Review: Miss Burma

“I can’t remember a time when I wasn’t both intrigued and frightened by the myth of my mother and her native country, by their secrets and contradictions.”

Charmaine Craig

Miss Burma is a novel written by American author Charmaine Craig. It is a fictionalized version of her own family story, following the lives of her grandparents, Khin and Benny, and her mother, Louisa, as they live through the many political changes in Burma.

The novel starts with Benny, a young Jewish officer who moves to Rangoon during the British occupation of Burma, when Burma was considered part of British India (you can read more about that in my review of Burmese Days), and falls in love at first sight with Khin, a member of the Karen ethnic group, which has been persecuted and oppressed for a long time. Their relationship is tried again and again by the turbulent political changes of the country. As the Japanese occupy Burma, Benny, Khin and their three children are forced to leave their home and go into hiding. Once the war is over and the British and the Japanese are out, the Karen people, who were aiming to become self-governing find themselves fighting against the country’s Burmese government. As the years go by, Louisa, Benny and Khin’s daughter, becomes the country’s first beauty queen and must learn to live with the burdens of her fame, the danger of her ethnic heritage, the heartache of her family, and her people’s fight for freedom.

What I liked about this book is that it is a historical novel but it is not a history book. It does tell the story of the author’s mother and grandparents, but it is a fictionalized version of it. Only Charmaine Craig knows what truly happened and what is an embellishment, but the most important parts of her family history are there.
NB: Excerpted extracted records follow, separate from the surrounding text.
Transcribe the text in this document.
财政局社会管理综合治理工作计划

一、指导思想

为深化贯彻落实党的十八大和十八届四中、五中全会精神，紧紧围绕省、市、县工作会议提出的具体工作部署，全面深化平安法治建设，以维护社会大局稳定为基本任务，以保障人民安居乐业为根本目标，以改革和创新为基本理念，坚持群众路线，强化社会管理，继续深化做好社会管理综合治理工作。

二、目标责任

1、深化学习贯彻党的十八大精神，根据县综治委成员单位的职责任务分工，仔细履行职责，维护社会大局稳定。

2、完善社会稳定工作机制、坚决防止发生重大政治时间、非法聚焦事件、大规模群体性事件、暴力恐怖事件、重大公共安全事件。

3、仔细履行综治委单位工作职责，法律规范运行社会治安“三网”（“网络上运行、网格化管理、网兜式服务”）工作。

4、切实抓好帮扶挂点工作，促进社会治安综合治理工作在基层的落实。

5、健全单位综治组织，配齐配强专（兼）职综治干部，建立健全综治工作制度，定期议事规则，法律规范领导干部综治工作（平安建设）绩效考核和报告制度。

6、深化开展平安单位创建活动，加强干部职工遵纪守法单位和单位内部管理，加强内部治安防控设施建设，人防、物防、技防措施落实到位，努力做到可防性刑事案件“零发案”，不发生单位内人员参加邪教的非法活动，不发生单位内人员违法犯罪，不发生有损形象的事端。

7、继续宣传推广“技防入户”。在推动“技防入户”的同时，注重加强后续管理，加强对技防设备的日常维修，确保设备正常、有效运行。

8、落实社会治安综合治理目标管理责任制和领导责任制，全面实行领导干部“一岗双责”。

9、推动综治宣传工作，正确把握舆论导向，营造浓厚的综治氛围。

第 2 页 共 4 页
“While it became increasingly important to me to set the historical record straight, to track the geopolitical movements that gave rise to Burma’s military dictatorship and its ongoing waves of genocide, I never wanted merely to restore the past with this book. I am a fiction writer, and so… I wanted to create a possible world distinct from the world of history and my family.”

Charmaine Craig

Yes, I liked the book, but it did take me a bit long to finish. It was interesting and I did want to know more, but the writing style can feel somewhat… heavy. Some parts of it dragged on for a while, and I was not always invested in all the characters. Nonetheless, it is a good story about strong-willed and flawed people, and about a country that somehow keeps showing up in my studies and in my free-time reading. In general, we don’t talk and hear enough about Myanmar, and there is a lot to talk about. So, I feel that, if you have not turned your attention towards it, this is a good place to start.

  My edition:  Paperback, published in 2017 by Grove Press.
My edition: Paperback, published in 2017 by Grove Press.